Google's self-driving cars are making headlines again, now that they've expanded testing from California into Nevada. Competitors are hot on their tail, but currently Google seems to have an undisputed spot on top of autonomous vehicular design. So how do they do it? With a combination of some incredible software and hardware engineering, using processes developed by both Google and the best and brightest of DARPA's robotic race challenges.
The first step in the process is navigation, something that requires a little more than the Google Maps Navigation functionality on display in Android. (That automated system isn't perfect - it tells me to go the wrong way down a one-way street to get to my house, for example.) Before a Google autonomous car goes anywhere, the route is manually mapped out by a separate human driver, noting any changes in road conditions, obstacles or markers. Once the route is set, a safety driver and software engineer load up into one of the automated cars.
Once the passengers are set, the car loads up information created by one of Google's massive data processing centers into the local computer. The remote computers map the route and the local computer continually processes data from the car's sensors, including a standard GPS sensor, a powerful laser array for "seeing" obstacles, and small radar arrays mounted around the side of the vehicle.
The laser mounted on top of the spoiler is probably the most crucial element for its close-range operation: it creates a three-dimensional image of everything in the immediate area of about 50 feet. The laser compares the immediate surroundings of the car to the measurements taken by the previous manual run, paying special attention to moving objects and taking extra input from a wheel encoder. This allows for much more precise movement than GPS alone, keeping the car on a route accurate to a few centimeters when compared with the previously gathered data.
The laser can differentiate between other cars, pedestrians, cyclists, and small and large stationary objects, and it doesn't need light to be able to function. The radar arrays keep an eye any fast-moving objects from farther out than the laser can detect. The front-mounted camera handles all traffic controls, observing road signs and stop lights for the same information that a human driver uses. Google's computers combine data from the laser and the camera to create a rudimentary 3D model of the immediate area, noting for example the color of an active traffic light.
There's a staggering amount of contextual software at work at all times. For managing lane changes, there's an algorithm determining the smoothest route through the surrounding road combining trajectory, speed and the safest distance from obstacles. When coming to an intersection without a traffic light, Google's cars yield the right of way according to traffic laws. But if other drivers don't take their appropriate turns, the Google car moves forward slightly, then watches for a reaction. If it determines that the other driver still won't move, it takes the initiative.

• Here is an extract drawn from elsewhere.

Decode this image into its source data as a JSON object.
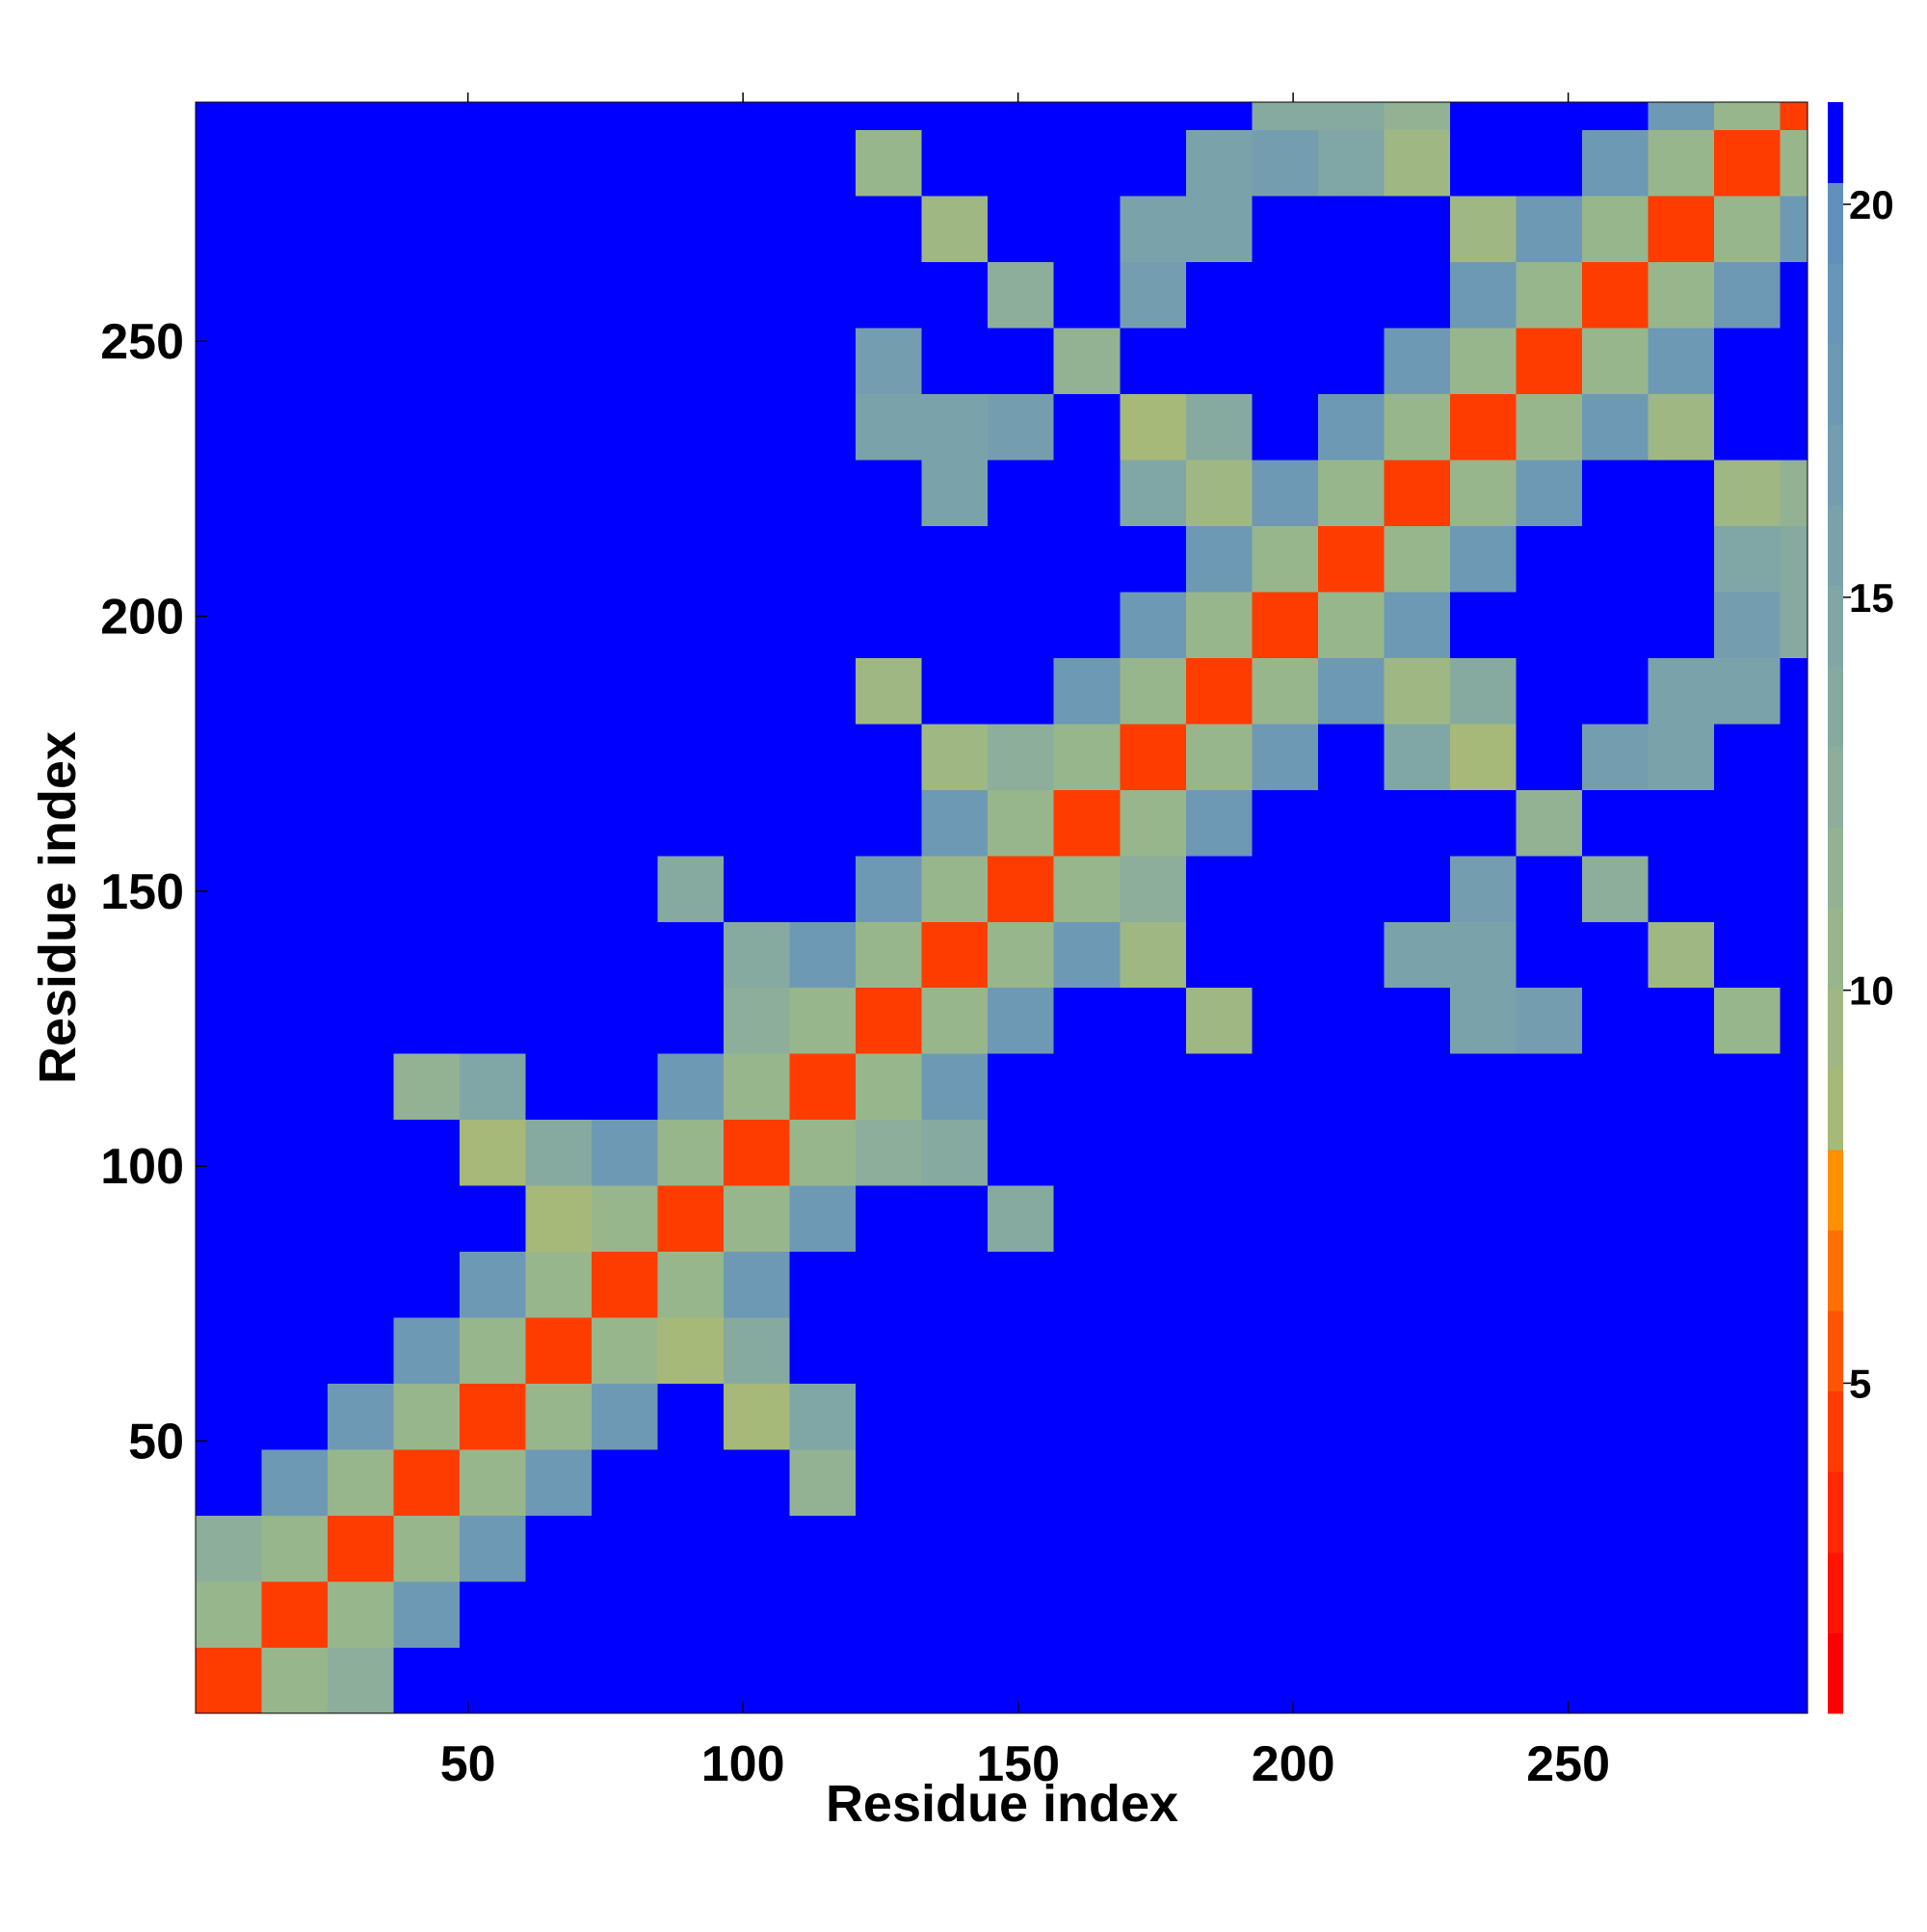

Safety is paramount for Google: none of their cars go anywhere without a separate manual run-through and two human operators (interestingly, something that Nevada's new law requires anyway). But their goals are to create a system that can eliminate the human element in the unavoidably dangerous act of driving. They've been testing for years and have accrued over 250,000 miles of data, but there's still no word on how or when they intend to get this technology into the market.